On Saturday, VMware disclosed that three products within its Tanzu application platform are impacted by Spring4Shell. The company said in an advisory that the affected products are VMware Tanzu Application Service for VMs, VMware Tanzu Operations Manager and VMware Tanzu Kubernetes Grid Integrated Edition (TKGI).

“A malicious actor with network access to an impacted VMware product may exploit this issue to gain full control of the target system,” VMware said in the advisory.

Patches are now available for Tanzu Application Service for VMs (versions 2.11 and above), Tanzu Application Service (version 2.10) and Tanzu Operations Manager (versions 2.8 and above), according to the advisory.

As of this writing, VMware’s advisory says patches are still pending for affected versions of TKGI, which are versions 1.11 and above.

Still, even with the addition to the CISA catalog and disclosure of some affected products, the discovery of real-world applications that are exploitable using Spring4Shell has been considerably more difficult than it was with Log4Shell, the RCE vulnerability in Apache Log4j that was disclosed in December.

At the same time, Spring4Shell is considered a “general” vulnerability — with a potential for additional exploits — meaning that the best advice is that all Spring users should patch if possible, experts have told VentureBeat.

But even with the worst-case scenario for Spring4Shell, it is highly unlikely to become as large of an issue as Log4Shell, experts have said.

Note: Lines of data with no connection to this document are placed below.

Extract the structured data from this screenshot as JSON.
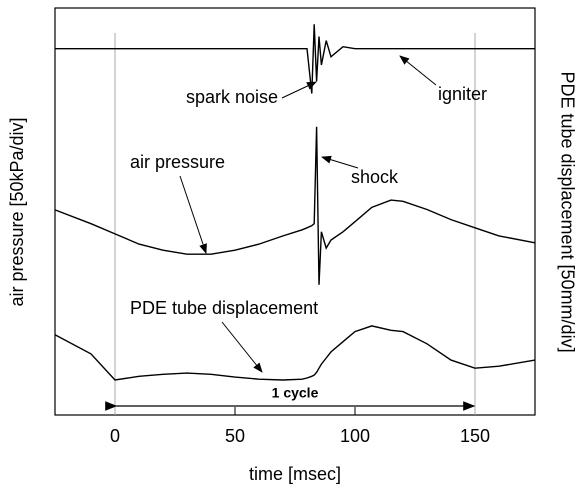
{
  "chart_data": {
    "type": "line",
    "xlabel": "time [msec]",
    "ylabel": "air pressure [50kPa/div]",
    "y2label": "PDE tube displacement [50mm/div]",
    "xlim": [
      -25,
      175
    ],
    "xticks": [
      0,
      50,
      100,
      150
    ],
    "ylim": [
      0,
      100
    ],
    "x": [
      -25,
      -10,
      0,
      10,
      20,
      30,
      40,
      50,
      60,
      70,
      78,
      80,
      82,
      83,
      84,
      85,
      86,
      88,
      90,
      95,
      100,
      107,
      115,
      120,
      130,
      140,
      150,
      160,
      175
    ],
    "series": [
      {
        "name": "igniter",
        "color": "#000000",
        "values": [
          90,
          90,
          90,
          90,
          90,
          90,
          90,
          90,
          90,
          90,
          90,
          90,
          79,
          96,
          82,
          93,
          86,
          92,
          88,
          90.5,
          90,
          90,
          90,
          90,
          90,
          90,
          90,
          90,
          90
        ]
      },
      {
        "name": "air pressure",
        "color": "#000000",
        "values": [
          50.4,
          47,
          44.5,
          42,
          40.5,
          39.5,
          39.5,
          40.5,
          42,
          44,
          45.5,
          46,
          46.5,
          47,
          70.8,
          32,
          45,
          41,
          43,
          45,
          47.5,
          51,
          52.8,
          52.5,
          50.5,
          48,
          46,
          44,
          42.3
        ]
      },
      {
        "name": "PDE tube displacement",
        "color": "#000000",
        "values": [
          19.7,
          15,
          8.6,
          9.5,
          10,
          10.3,
          10,
          9.3,
          8.8,
          8.6,
          8.8,
          9.1,
          9.5,
          9.8,
          10.5,
          11.5,
          12.5,
          14,
          15.5,
          18,
          20.5,
          21.9,
          20.8,
          20.5,
          17.5,
          13.5,
          11.5,
          12,
          13.5
        ]
      }
    ],
    "annotations": [
      "spark noise",
      "igniter",
      "air pressure",
      "shock"
    ],
    "cycle": {
      "label": "1 cycle",
      "start": 0,
      "end": 150
    }
  }
}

While the wide use of Spring Framework suggests “a lot of potentially affected deployments … the reality however is that due to the mitigating circumstances, only a small percentage of deployments are truly vulnerable to the issue,” said Ilkka Turunen, field CTO at Sonatype, in a blog post Monday. “That said, with any big project, there is a ton of legacy out there that can result in older and unmaintained systems becoming potential entry points.”

Update: Microsoft has published a blog post on Spring4Shell, indicating that the company has been “tracking a low volume of exploit attempts across our cloud services for Spring Cloud and Spring Core vulnerabilities” since CVE-2022-22965 was announced.